The five-year program was designed in a consultative process by stakeholders including the GoL,  represented by key line ministries, development partners and community representatives based on a feasibility study conducted in 2020.

The study identified 37 communities across the 15 political subdivisions and key challenges they are faced with including lack of access to affordable energy, safe drinking water and sanitation as well as feeder roads, food security and agriculture.

The program also seeks to help strengthen human capital and resilience to shocks and pandemics, as well as facilitates the implementation of the national pro-poor agenda to achieve the Sustainable Development Goals (SDG) by 2030.

“We are pleased to be implementing this programme with the Government of Liberia to address the real and pressing needs of the most vulnerable rural populations of Liberia,” Kuukpen said. “It is worth mentioning that the procurement of the equipment and tools is as a result with an initial contribution of three million United States dollars from the government.” 

Meanwhile, as part of the ACDP program activities, the construction of 5 solar-powered multipurpose boreholes has commenced with drilling and pump testing of water for the first borehole completed in Donfa, Bong County, one of the beneficiary communities.

Drilling of the remaining boreholes is currently ongoing in Rivercess and Gbarpolu and expected to be completed by early October 2023, the UNDP disclosed.

The boreholes will address challenges of access to safe drinking water by communities and for irrigation.
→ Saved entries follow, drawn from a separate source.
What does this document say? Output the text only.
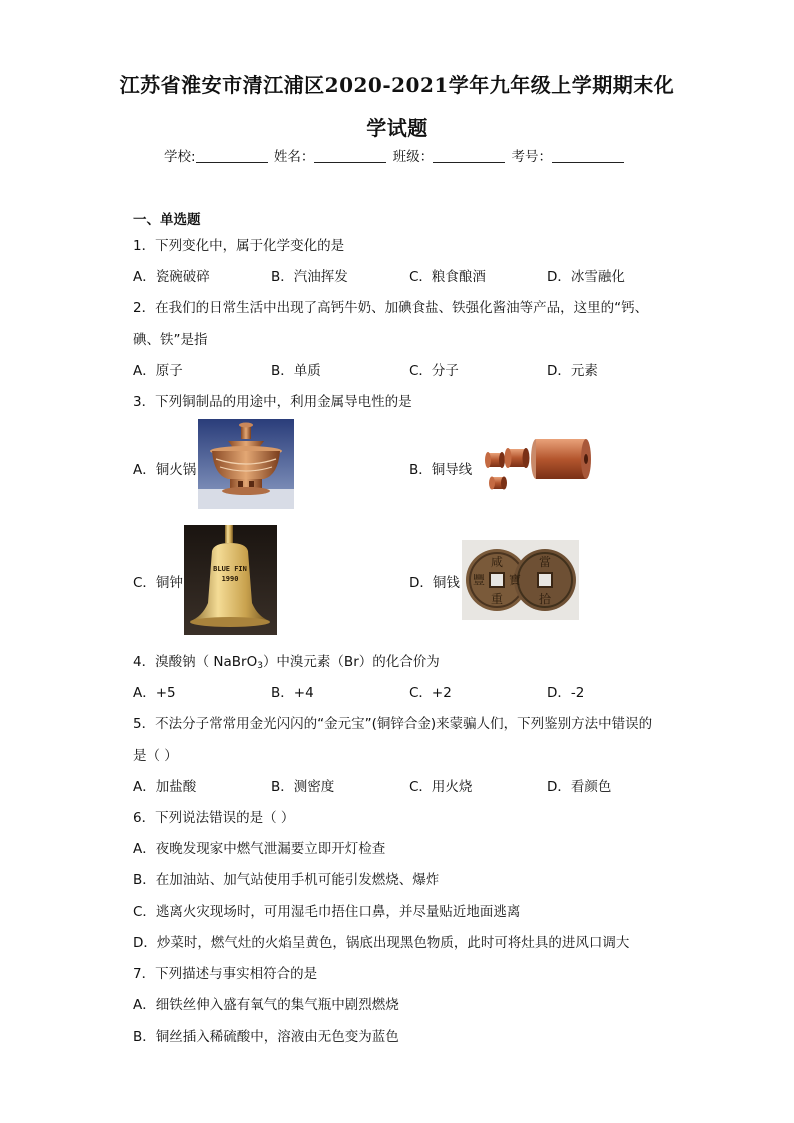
江苏省淮安市清江浦区2020-2021学年九年级上学期期末化
学试题
学校:	姓名：	班级：	考号：
一、单选题
1．下列变化中，属于化学变化的是
A．瓷碗破碎	B．汽油挥发	C．粮食酿酒	D．冰雪融化
2．在我们的日常生活中出现了高钙牛奶、加碘食盐、铁强化酱油等产品，这里的“钙、
碘、铁”是指
A．原子	B．单质	C．分子	D．元素
3．下列铜制品的用途中，利用金属导电性的是
A．铜火锅	B．铜导线
C．铜钟
BLUE FIN
1990	D．铜钱
咸
重
豐 寶
當
拾
4．溴酸钠（ NaBrO$_3$）中溴元素（Br）的化合价为
A．+5	B．+4	C．+2	D．-2
5．不法分子常常用金光闪闪的“金元宝”(铜锌合金)来蒙骗人们，下列鉴别方法中错误的
是（ ）
A．加盐酸	B．测密度	C．用火烧	D．看颜色
6．下列说法错误的是（ ）
A．夜晚发现家中燃气泄漏要立即开灯检查
B．在加油站、加气站使用手机可能引发燃烧、爆炸
C．逃离火灾现场时，可用湿毛巾捂住口鼻，并尽量贴近地面逃离
D．炒菜时，燃气灶的火焰呈黄色，锅底出现黑色物质，此时可将灶具的进风口调大
7．下列描述与事实相符合的是
A．细铁丝伸入盛有氧气的集气瓶中剧烈燃烧
B．铜丝插入稀硫酸中，溶液由无色变为蓝色
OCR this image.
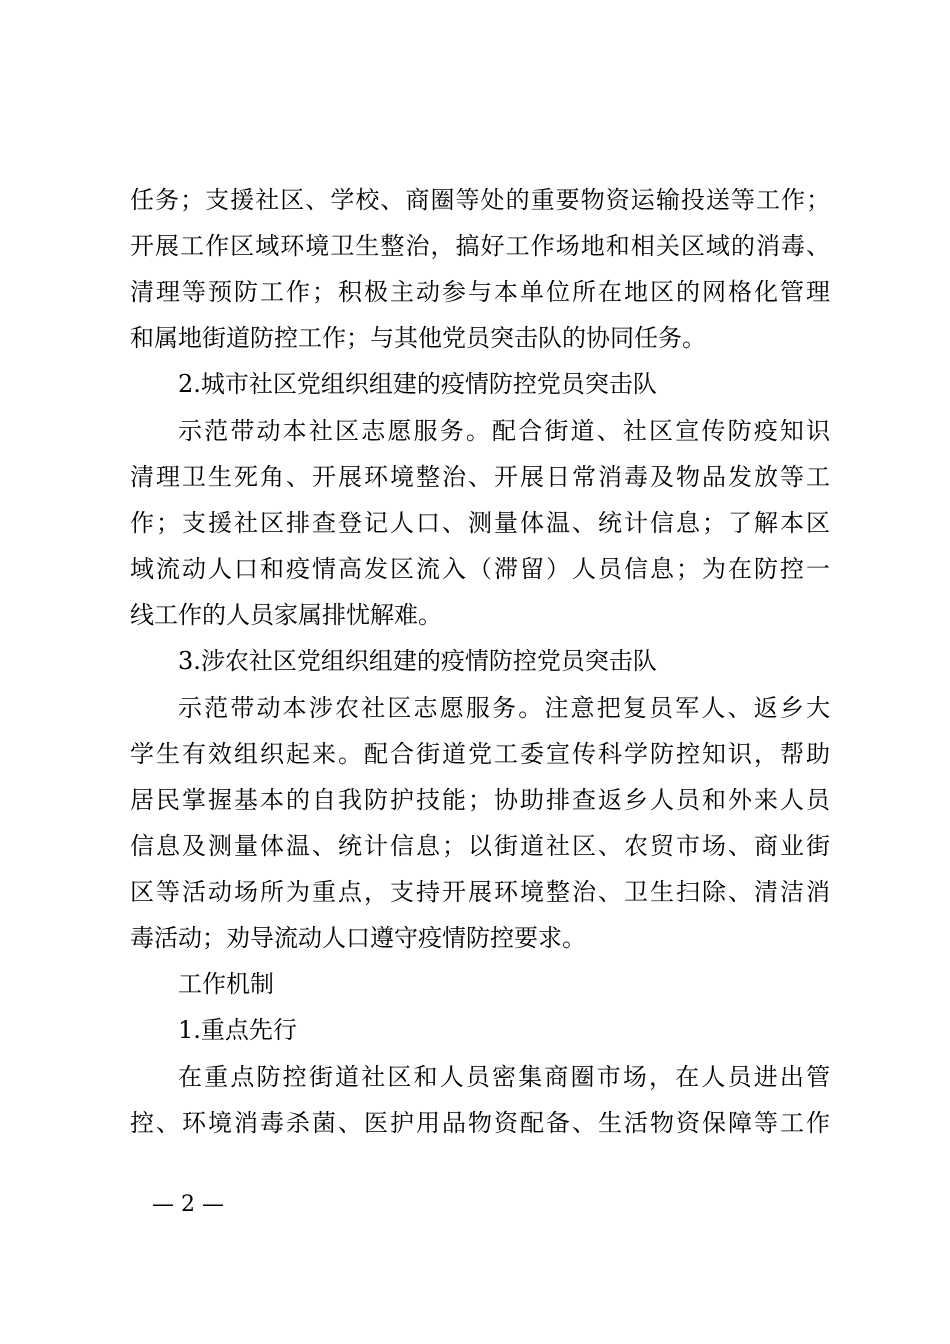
任务；支援社区、学校、商圈等处的重要物资运输投送等工作；
开展工作区域环境卫生整治，搞好工作场地和相关区域的消毒、
清理等预防工作；积极主动参与本单位所在地区的网格化管理
和属地街道防控工作；与其他党员突击队的协同任务。
2.城市社区党组织组建的疫情防控党员突击队
示范带动本社区志愿服务。配合街道、社区宣传防疫知识
清理卫生死角、开展环境整治、开展日常消毒及物品发放等工
作；支援社区排查登记人口、测量体温、统计信息；了解本区
域流动人口和疫情高发区流入（滞留）人员信息；为在防控一
线工作的人员家属排忧解难。
3.涉农社区党组织组建的疫情防控党员突击队
示范带动本涉农社区志愿服务。注意把复员军人、返乡大
学生有效组织起来。配合街道党工委宣传科学防控知识，帮助
居民掌握基本的自我防护技能；协助排查返乡人员和外来人员
信息及测量体温、统计信息；以街道社区、农贸市场、商业街
区等活动场所为重点，支持开展环境整治、卫生扫除、清洁消
毒活动；劝导流动人口遵守疫情防控要求。
工作机制
1.重点先行
在重点防控街道社区和人员密集商圈市场，在人员进出管
控、环境消毒杀菌、医护用品物资配备、生活物资保障等工作
— 2 —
It will also reduce security issues for women and children vulnerable to gender-based violence while traveling long distances in search of safe drinking water.

The ACDP is also expected to accelerate the repair of 39 handpumps and construction of 14 new handpumps and additional 5 solar powered multipurpose boreholes in new communities.

The programme will also construct storage and processing facilities fully equipped with offices for agricultural cooperatives; construct 10 decent gender sensitive toilets, and procure additional basic farming tools, the UNDP boss noted.

“I wish to thank the government for this initiative , and for trusting us to steer in the pilot phase of implementation. However, there is still more work to be done and resource mobilization is key to this effort,” he said.